The Utility of SSEP Monitoring During Cervical Spine Surgery: How Often Does it Prompt Intervention and Affect Outcome

Michael Roh, M.D.
Washington University School of Medicine
Saint Louis, MO
Tracy Wilson-Holden, M.A.
Washington University School of Medicine
St. Louis, MO
Anne Padberg, M.S.
Washington University School of Medicine
St. Louis, MO
et al
Abstract from the SRS 2002 Annual Meeting
Purpose: Intraoperative monitoring during cervical spine surgery is not a universally accepted standard of care. This is due in part to the paucity of literature regarding the impact of monitoring on patient management or outcome. This study sought to evaluate the utility of spinal cord monitoring during cervical spine surgery in a single surgeon’s practice, based on how often it prompted an intraoperative intervention. To our knowledge, this is the largest such series of cervical spine cases with SSEP monitoring data.

Methods: Somatosensory evoked potentials (SSEP) for tibial, median, and ulnar nerves were monitored in 809 consecutive cervical spine operations performed by a single surgeon. The avg pt age was 52 yrs (range, 2 to 88), with 472 males and 332 females. Cases were screened for significant degradation or loss of SSEP data. Specific attention was paid to 1) what interventions were performed in response to the SSEP degradation with subsequent improvement, and 2) whether SSEP changes corresponded with postop neurological deficits.

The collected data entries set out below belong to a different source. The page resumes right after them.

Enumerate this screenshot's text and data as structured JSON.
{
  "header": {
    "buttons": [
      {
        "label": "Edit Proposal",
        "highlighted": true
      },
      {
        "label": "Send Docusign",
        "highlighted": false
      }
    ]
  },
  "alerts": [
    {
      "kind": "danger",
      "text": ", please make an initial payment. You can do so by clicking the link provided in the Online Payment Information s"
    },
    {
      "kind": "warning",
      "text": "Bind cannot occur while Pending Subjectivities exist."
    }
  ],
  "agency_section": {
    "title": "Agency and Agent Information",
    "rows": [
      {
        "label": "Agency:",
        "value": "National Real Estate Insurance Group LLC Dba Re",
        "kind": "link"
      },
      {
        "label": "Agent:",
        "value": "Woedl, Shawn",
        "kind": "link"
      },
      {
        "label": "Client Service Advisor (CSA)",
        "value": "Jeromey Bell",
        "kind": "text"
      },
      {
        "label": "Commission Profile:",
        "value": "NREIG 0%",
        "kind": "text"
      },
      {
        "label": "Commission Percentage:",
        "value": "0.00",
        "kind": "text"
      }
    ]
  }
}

Results: 17 of 809 pts (2.1%) had SSEP degradation that met warning criteria and therefore prompted intervention. Intraop maneuvers that led to improvement in SSEP data included: shoulder tape release (8), traction release (4), pt repositioning (2), surgical decompression (2), and truncation of surgery (1). In 14 of the 17 cases (82%), the SSEP data improved substantially in response to intraop interventions, and 13 of 14 pts (93%) had no new deficits; 1 pt sustained a CVA. However, in 3 of 17 cases (18%), minimal SSEP improvement was noted, and only 1 of these 3 pts (33%) had no new deficit; 2 pts had new neurological deficits (hemiplegia and brachial plexopathy). All neurological deficits resolved between 6 hrs and 2 mo. Pts with ossification of the posterior longitudinal ligament (OPLL) were at significantly increased risk for intraop SSEP deterioration (5/17 pts, p=0.002).

Conclusions: SSEP monitoring in this surgical population proved sensitive to perioperative factors which may increase the risk of postoperative neurologic deficit. Improvement in data following intervention appears to correlate well with unchanged neurologic status. Experience with intraoperative monitoring in this patient series has led to incorporation of these techniques as a standard of care in cervical spine surgeries performed by this surgeon.